My father valued the importance of balance and moderation; my uncle re-enforced the value of a dollar. My father deliberated, his brother acted. He would come to Manhattan, stay at the Regency Hotel on Park Avenue where the doorman greeted him by name, take me out for a filet mignon dinner and quiz me on my multiplication tables. It was only the best of the best. He loved thick ripe beefsteak tomatoes and women in short skirts. When I was seven years old he married Aunt Renee who looked like Raquel Welch.
She was, as everyone was, impressed with his bravado. Renee was Italian, from a large family, and in 1974 when they met she was twenty-seven. My uncle was thirty years older. After a four-month courtship they eloped and my grandmother Mildred adored her, passed on her recipes, and personally taught her how to make noodle pudding. Renee once asked my uncle, a reformed ladies man, why he chose her and he said because she was unspoiled. He would teasingly call her a ‘metziah’ which means a bargain in Yiddish. They were divorced, got back to together, remarried and had two sons, before divorcing again.

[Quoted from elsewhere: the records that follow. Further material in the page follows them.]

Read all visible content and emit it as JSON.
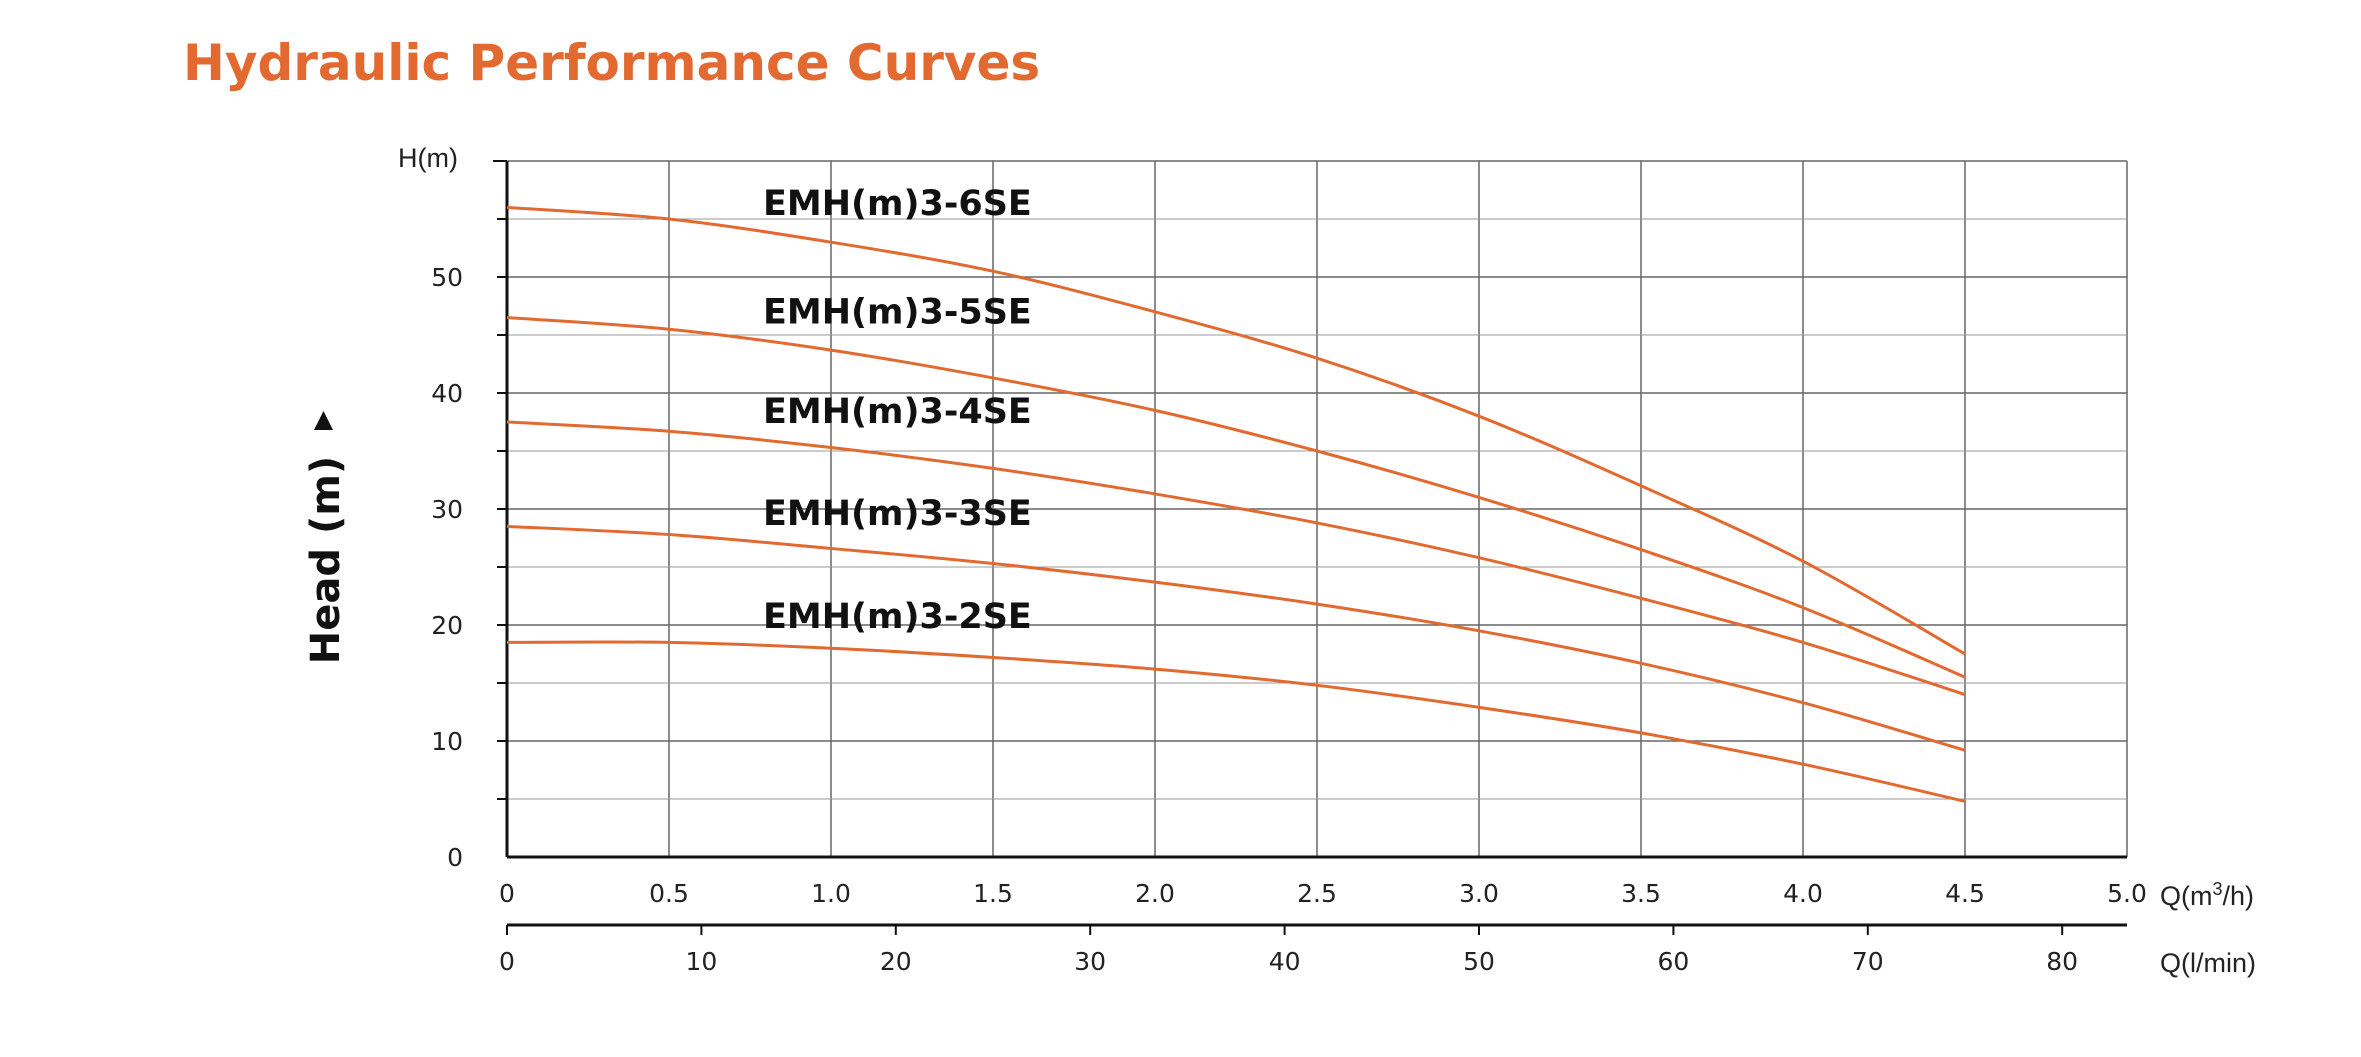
{
  "title": "Hydraulic Performance Curves",
  "colors": {
    "title": "#e2692f",
    "curve": "#e2692f",
    "grid": "#666666",
    "text": "#222222"
  },
  "chart_data": {
    "type": "line",
    "title": "Hydraulic Performance Curves",
    "ylabel": "Head (m)",
    "y_axis_unit": "H(m)",
    "x_axis_unit_primary": "Q(m³/h)",
    "x_axis_unit_secondary": "Q(l/min)",
    "xlim": [
      0,
      5.0
    ],
    "ylim": [
      0,
      60
    ],
    "x_ticks": [
      "0",
      "0.5",
      "1.0",
      "1.5",
      "2.0",
      "2.5",
      "3.0",
      "3.5",
      "4.0",
      "4.5",
      "5.0"
    ],
    "x_ticks_secondary": [
      "0",
      "10",
      "20",
      "30",
      "40",
      "50",
      "60",
      "70",
      "80"
    ],
    "y_ticks": [
      "0",
      "10",
      "20",
      "30",
      "40",
      "50"
    ],
    "grid": true,
    "series": [
      {
        "name": "EMH(m)3-6SE",
        "x": [
          0,
          0.5,
          1.0,
          1.5,
          2.0,
          2.5,
          3.0,
          3.5,
          4.0,
          4.5
        ],
        "y": [
          56,
          55,
          53,
          50.5,
          47,
          43,
          38,
          32,
          25.5,
          17.5
        ]
      },
      {
        "name": "EMH(m)3-5SE",
        "x": [
          0,
          0.5,
          1.0,
          1.5,
          2.0,
          2.5,
          3.0,
          3.5,
          4.0,
          4.5
        ],
        "y": [
          46.5,
          45.5,
          43.7,
          41.3,
          38.5,
          35,
          31,
          26.5,
          21.5,
          15.5
        ]
      },
      {
        "name": "EMH(m)3-4SE",
        "x": [
          0,
          0.5,
          1.0,
          1.5,
          2.0,
          2.5,
          3.0,
          3.5,
          4.0,
          4.5
        ],
        "y": [
          37.5,
          36.7,
          35.3,
          33.5,
          31.3,
          28.8,
          25.8,
          22.3,
          18.5,
          14
        ]
      },
      {
        "name": "EMH(m)3-3SE",
        "x": [
          0,
          0.5,
          1.0,
          1.5,
          2.0,
          2.5,
          3.0,
          3.5,
          4.0,
          4.5
        ],
        "y": [
          28.5,
          27.8,
          26.6,
          25.3,
          23.7,
          21.8,
          19.5,
          16.7,
          13.3,
          9.2
        ]
      },
      {
        "name": "EMH(m)3-2SE",
        "x": [
          0,
          0.5,
          1.0,
          1.5,
          2.0,
          2.5,
          3.0,
          3.5,
          4.0,
          4.5
        ],
        "y": [
          18.5,
          18.5,
          18,
          17.2,
          16.2,
          14.8,
          12.9,
          10.7,
          8,
          4.8
        ]
      }
    ]
  }
}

My time in Utica, like all time with my father, was episodic. There was a sense of escapism being there – no one was trying too hard to prove themselves to be worthy. And the city itself was brimming with character, snowed under and plagued, but resolute.
I would spend summers with my father in Southeast Asia where his life was unusual and tropical and he always seemed slightly out of context on our visits upstate in the gray tones of Utica. He would go outside in the frigid winter, walking briskly to the synagogue in a wool sweater and scarf, suntanned and looking like a movie star past snowdrifts five feet high.
This was an ongoing discussion among his aunts. Why wouldn’t Harvey wear an overcoat? It’s not just that he wouldn’t wear one, it’s that he refused to own one. To this day, my father does not own a coat and maybe it is his quiet unintentional rebellion against the blustery winters and conventional surroundings from his past. A sweater is temporary. An overcoat has permanence. Not needing one is a choice, a commitment to return only fleetingly.
At this point in my father’s life he is judicious and tender with his assessments of Utica. Perhaps it is the passage of years but he remembers it fondly as a decent place to work or bring up children and many of the people he grew up with have done just that and found the challenge and opportunity in Utica that was not in his nature to accept.
The residents of Utica have had full lives, just as he has, and though his adventures have been more expansive, his allegiance to Utica is uncompromised by his worldly experiences; it is where it all began and he respects and honours that. He once playfully said, ‘Happiness is Utica in the rearview mirror’, but no matter how far away he has driven, Utica has remained with him, in his stories and his essence. It has remained a part of his history. And therefore mine too.